For the uninitiated, a ‘white label promo’ is highly regarded by record collectors for two main reasons: 1. Promos are almost always pressed early in a record’s lifespan, thus the stampers are new and the sound quality is most likely to be better than later pressings—especially if the record is in print for a long time. 2. Almost always there are less white label promos pressed than stock copies, making them rarer and more desirable by collectors. Also, a ‘timing strip’ is a sticker that displays an album’s song titles, publishing company of the songs and the times of the songs in an easy-to-read way. The timing strips often contain information that is not available on the commercially released product and thus are important to media people—and the ARChive. Often these stickers are scraped off because they hide much of the front cover. Finding one that is intact is a good thing for the ARC. Finding one that has the wrong track listing of a legendary album is amazing!

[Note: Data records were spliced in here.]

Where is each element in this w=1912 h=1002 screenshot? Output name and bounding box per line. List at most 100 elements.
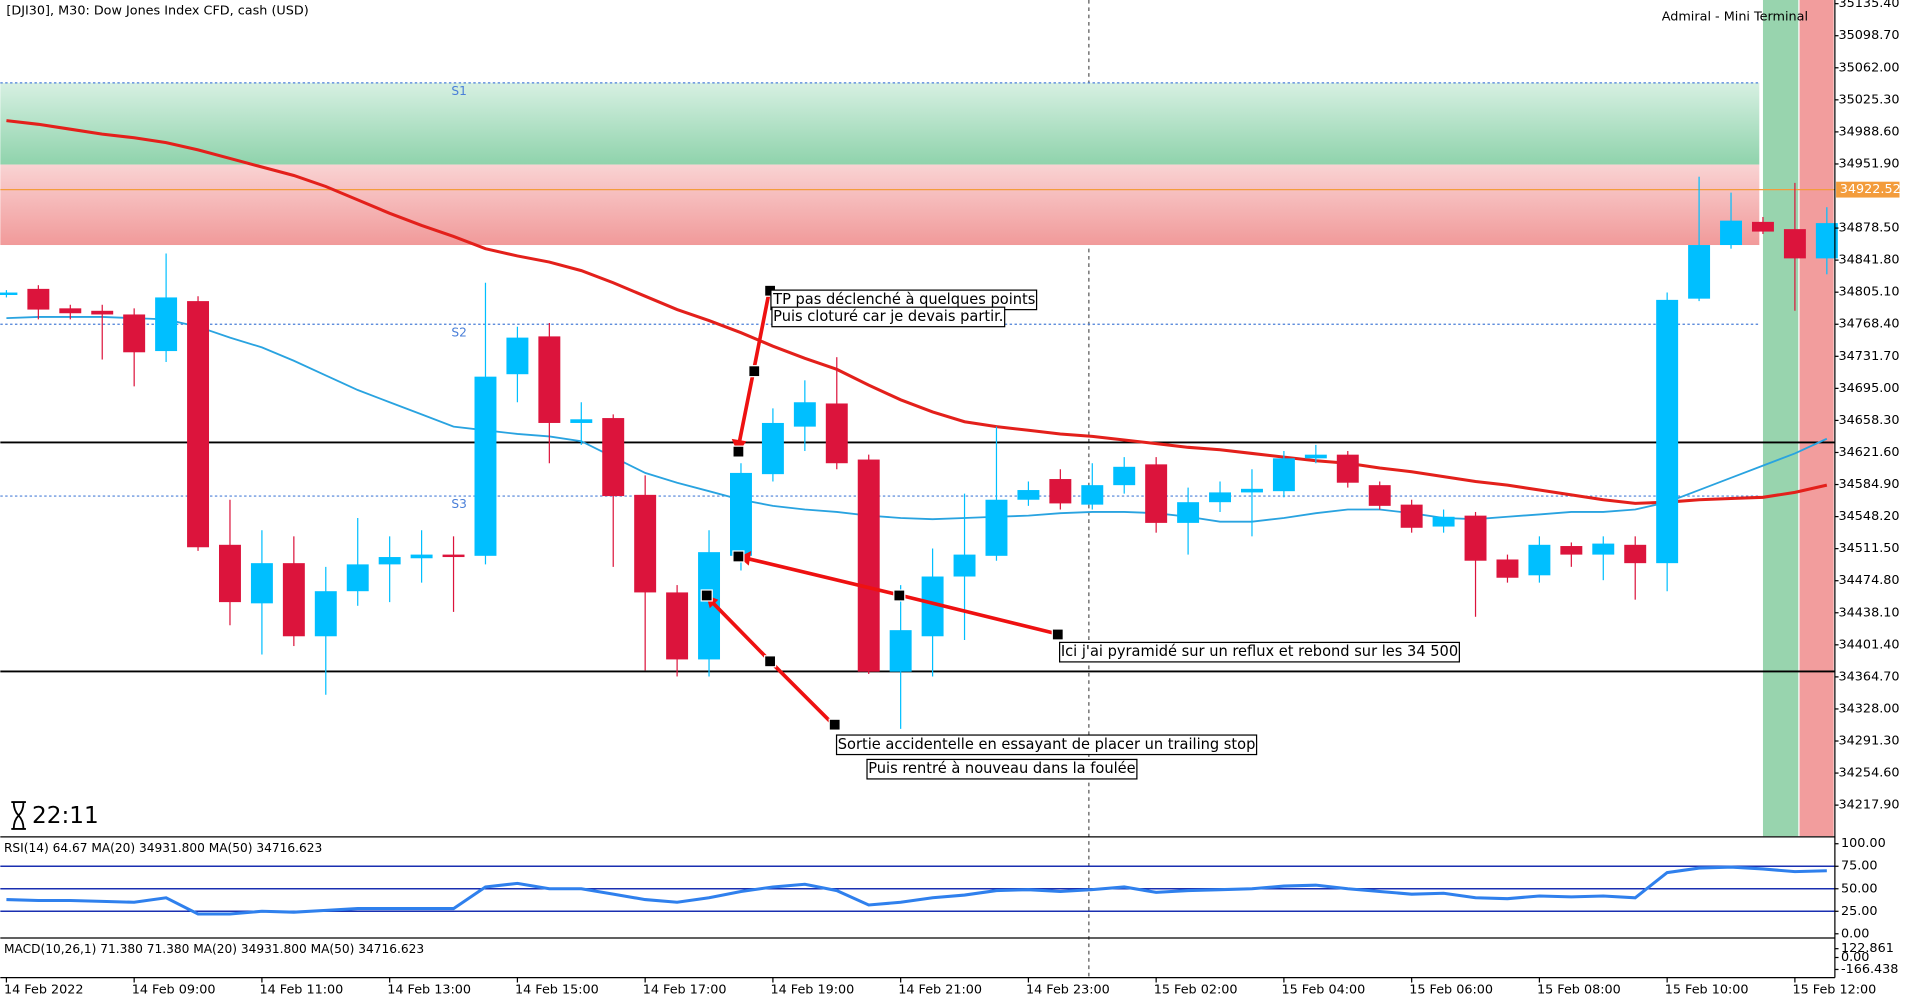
terminal-name: Admiral - Mini Terminal xyxy=(1662,10,1808,25)
y-tick-label: 34328.00 xyxy=(1839,701,1900,716)
y-tick-label: 34548.20 xyxy=(1839,509,1900,524)
candle-body xyxy=(570,419,593,423)
anchor xyxy=(748,365,761,378)
arrowhead xyxy=(739,550,752,566)
indicator-label: RSI(14) 64.67 MA(20) 34931.800 MA(50) 34… xyxy=(4,841,322,855)
candle-body xyxy=(985,499,1008,556)
y-tick-label: 100.00 xyxy=(1841,836,1886,851)
symbol-title: [DJI30], M30: Dow Jones Index CFD, cash … xyxy=(6,3,308,18)
candle-body xyxy=(1560,546,1583,555)
y-tick-label: 34768.40 xyxy=(1839,317,1900,332)
candle-body xyxy=(346,564,369,592)
anchor xyxy=(893,589,906,602)
y-tick-label: 35062.00 xyxy=(1839,60,1900,75)
candle-body xyxy=(1368,485,1391,506)
y-tick-label: 34584.90 xyxy=(1839,477,1900,492)
x-tick-label: 14 Feb 11:00 xyxy=(259,982,343,997)
annotation-box xyxy=(1059,641,1460,663)
candle-body xyxy=(698,552,721,660)
y-tick-label: 35135.40 xyxy=(1839,0,1900,11)
candle-body xyxy=(1336,454,1359,483)
zone xyxy=(0,82,1760,165)
candle-body xyxy=(825,403,848,464)
candle-body xyxy=(1113,466,1136,486)
candle-body xyxy=(634,494,657,593)
frame xyxy=(0,0,1836,979)
candle-body xyxy=(91,310,114,315)
y-tick-label: 34364.70 xyxy=(1839,669,1900,684)
candle-body xyxy=(219,544,241,603)
price-label-bg xyxy=(1836,181,1900,198)
candle-body xyxy=(123,314,146,353)
y-tick-label: 0.00 xyxy=(1841,926,1869,941)
y-tick-label: 34217.90 xyxy=(1839,798,1900,813)
y-tick-label: 34474.80 xyxy=(1839,573,1900,588)
candle-body xyxy=(1145,464,1168,523)
moving-average xyxy=(6,119,1828,505)
candle-body xyxy=(1209,492,1232,503)
anchor xyxy=(764,655,777,668)
candle-body xyxy=(410,554,433,559)
annotation-text: Puis rentré à nouveau dans la foulée xyxy=(868,760,1135,777)
candle-body xyxy=(1528,544,1551,576)
candle-body xyxy=(1783,229,1806,259)
x-tick-label: 14 Feb 09:00 xyxy=(132,982,216,997)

One other odd thing about this record: It included a sheet of paper, titled “Notice” and with the mono and stereo catalog numbers, on which it was typed, “Please note that on Side 1, Band 3 and Band 6 are reversed.” The funny thing is that the tracks were NOT reversed and even if we had the LP with the original four tracks, the note is wrong!

BTW: We think the yellow star with the price on it may be an estimate of the value at one time, OR, what Mr.  Jacobson paid for the LP.  Regardless, this is an oddity, and a special rarity that will reside with the ARChive of Contemporary Music forever.

The boxes of other Dylan recordings in this collection

PS: All stickers and markings (except timing strip) are on an outer plastic sleeve, the disc is mint.